Verrucapelma conifera

Scientific classification
- Domain: Eukaryota
- Kingdom: Animalia
- Phylum: Annelida
- Clade: Pleistoannelida
- Subclass: Errantia
- Order: Phyllodocida
- Family: Polynoidae
- Genus: Verrucapelma
- Species: V. conifera
- Binomial name: Verrucapelma conifera Barnich, Sun and Fiege 2004

= Verrucapelma conifera =

- Genus: Verrucapelma
- Species: conifera
- Authority: Barnich, Sun and Fiege 2004

Species of annelid worm

Verrucapelma nigricans is a scale worm, known from intertidal habitats in the South China Sea.

==Description==
Verrucapelma conifera is a short-bodied scale worms with up to about 38 segments and 15 pairs of elytra, the margins of which have a few marginal papillae. The prostomium is bilobed anteriorly and has a pair of cephalic peaks. The lateral antennae are located ventrally, directly beneath the median antenna and the distal part of the antennae have slender papillae.

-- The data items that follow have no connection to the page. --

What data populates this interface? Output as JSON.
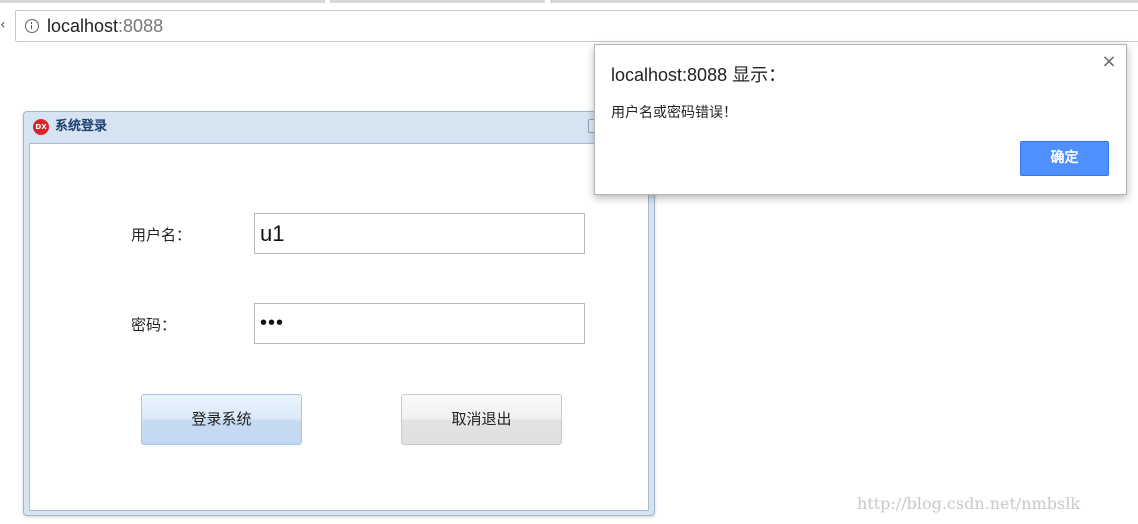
{
  "browser": {
    "url_host": "localhost",
    "url_port": ":8088",
    "nav_fragment": "‹"
  },
  "login_window": {
    "logo_text": "DX",
    "title": "系统登录",
    "username_label": "用户名：",
    "username_value": "u1",
    "password_label": "密码：",
    "password_value": "•••",
    "login_button": "登录系统",
    "cancel_button": "取消退出"
  },
  "alert": {
    "title": "localhost:8088 显示：",
    "message": "用户名或密码错误！",
    "close_glyph": "×",
    "ok_button": "确定"
  },
  "watermark": "http://blog.csdn.net/nmbslk",
  "colors": {
    "ok_button_bg": "#4d90fe",
    "window_frame": "#d6e3f1",
    "logo_red": "#d9242c"
  }
}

The neuropodial lobe is elongate and tapering and has two or three distinctive wart-like tubercles along the ventral edge. The notochaetae are about as thick as the neurochaetae and both are ornamented with transverse rows of small spines. The notochaetae are unidentate with distinctly pointed tips while the neurochaetae are all bidentate.